As I speculated in yesterday’s column, the makers of competing smartphones are trying to mirror Adobe’s approach on the Flash controversy with smoke and mirrors responses to Antennagate.
Whether HTC, Motorola, Nokia or Samsung, the spin control reads the same, using near-identical talking points playbooks. They know all about antennas, and Apple doesn’t, and is thus responsible for the alleged faulty design of the iPhone 4.
However, I’ve yet to see any response that actually attempts to disprove Apple’s online demonstration showing how smartphones from RIM, HTC and Samsung react to various forms of death grips. In each case, Apple shows you exactly where the dead spot, or antenna, is located, and the physical position that will reliably cause signal attenuation.
More to the point, there are loads of YouTube videos out there showing how to induce this very common phenomenon on a fair number of popular smartphones.
Worse, the manuals for a number of these products, such as those from Nokia and HTC, specifically warn customers against death grips. If you touch them in the wrong place, signal quality will degrade. How can they possibly claim with a straight face that the problem is primarily Apple’s when their own documentation and numerous demonstrations show precisely the reverse?
The answer is, of course, that in this politically charged society, you really don’t have to produce evidence of anything. You just make the claim, such as the tragically pathetic and morbid one about so-called “Death Panels” during the debate on the health care bill in the U.S. Without getting into the endless emotional arguments about that topic, there were certainly legitimate criticisms to be offered without having to make things up.
The problem in the tech industry is that it appears many of these companies are not really run by visionaries or tech-savvy people. For the most part, the executive suites are peopled by professional managers rather than individuals who are really schooled in any particular industry. That explains the denial and deflect posture they assume.
Unfortunately, with only a few exceptions, the media has totally failed to report correctly and responsibly on the issue. I suppose they believe they are being fair and balanced when they simply report what company representatives say without asking the tough questions. That, however, is a total disservice to the public, which demands factual reporting. They might as well crib the company press releases and be done with it. It would take a whole lot less time, and maybe they should also take a pay cut if they want to emulate copying machines.

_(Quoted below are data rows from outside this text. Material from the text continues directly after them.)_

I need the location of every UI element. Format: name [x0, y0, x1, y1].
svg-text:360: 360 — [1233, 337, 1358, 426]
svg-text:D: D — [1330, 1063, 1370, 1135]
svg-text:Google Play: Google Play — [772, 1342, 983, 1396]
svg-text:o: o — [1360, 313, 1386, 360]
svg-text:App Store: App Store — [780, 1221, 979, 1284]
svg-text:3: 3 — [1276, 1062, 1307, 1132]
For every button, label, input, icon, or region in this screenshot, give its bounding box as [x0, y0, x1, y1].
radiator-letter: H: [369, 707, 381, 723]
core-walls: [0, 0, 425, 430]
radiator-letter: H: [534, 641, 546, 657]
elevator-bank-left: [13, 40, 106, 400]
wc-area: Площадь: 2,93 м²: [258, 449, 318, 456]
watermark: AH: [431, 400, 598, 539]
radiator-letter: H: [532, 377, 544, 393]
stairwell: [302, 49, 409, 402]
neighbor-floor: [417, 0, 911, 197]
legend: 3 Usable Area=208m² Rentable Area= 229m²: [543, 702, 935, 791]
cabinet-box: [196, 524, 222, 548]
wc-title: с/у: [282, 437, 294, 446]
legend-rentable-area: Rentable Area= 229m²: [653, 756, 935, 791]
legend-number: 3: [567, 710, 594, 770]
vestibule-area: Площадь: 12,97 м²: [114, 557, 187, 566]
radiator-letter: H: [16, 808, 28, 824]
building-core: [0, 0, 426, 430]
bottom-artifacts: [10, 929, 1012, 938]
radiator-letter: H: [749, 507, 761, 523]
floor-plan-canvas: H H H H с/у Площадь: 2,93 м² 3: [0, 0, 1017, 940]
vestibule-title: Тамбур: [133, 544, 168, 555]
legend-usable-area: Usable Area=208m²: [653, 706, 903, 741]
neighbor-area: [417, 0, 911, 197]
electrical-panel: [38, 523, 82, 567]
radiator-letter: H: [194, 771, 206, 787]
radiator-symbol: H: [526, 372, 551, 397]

This is not to say that Apple is totally innocent of blame. Maybe they didn’t expect that everyone in creation would practice death grips on their new iPhones, but when the uproar erupted, they waited far too long to deliver a smart response. That snide email answer from Steve Jobs to just hold the phone differently didn’t help matters, and Apple’s proclamation that they displayed the bars incorrectly may have been true, but it didn’t go down too well. Few believed it, regardless of the truth of the matter.
Certainly, Apple and Steve Jobs in particular did some really positive damage control during that Friday press conference. Jobs outlined the problem clearly, with real evidence to back up what he said. If you didn’t believe him, all you had to do was take one of the phones Apple tested and see if you could duplicate the symptoms using the very same death grip.
I also continue to wonder why this became such an important issue. It’s not as if there aren’t more important things to report than whether you can affect a mobile phone’s reception by holding it the wrong way. I’d think the sad state of the economy, the oil spill in the Gulf, and a host of other issues that impact our planet would rate far higher on the priority scale.
On the other hand, maybe Apple’s marketing approach, calling the new iPhone “magical,” was sufficient to encourage people to see if the emperor had any clothes. In the end, it’s just a smartphone, folks, as imperfect as any, despite a few compelling features that make it more fun than most other gadgets of its type.
Besides, Apple has been on a roll, becoming the number one tech company on the planet via market cap. Their income may soon exceed that of Microsoft, which would only cement that position. Despite their ongoing success, Apple has been poised for a fall, and the media is just delighted to turn a winner into a loser with the slightest incentive.
But that ZDNet writer who is now suggesting that Steve Jobs retire as a result of Antennagate is little more than a clueless idiot!
On the long haul, Apple will overcome this problem, but I rather suspect you’ll see an iPhone 5 far sooner as a result, maybe even early in 2011. That, of course, depends on whether or not the current model remains on the back order list and if demand somehow nosedives.
Or maybe the death grip will be a perverse incentive for some to just buy it anyway and see if they can duplicate those symptoms too.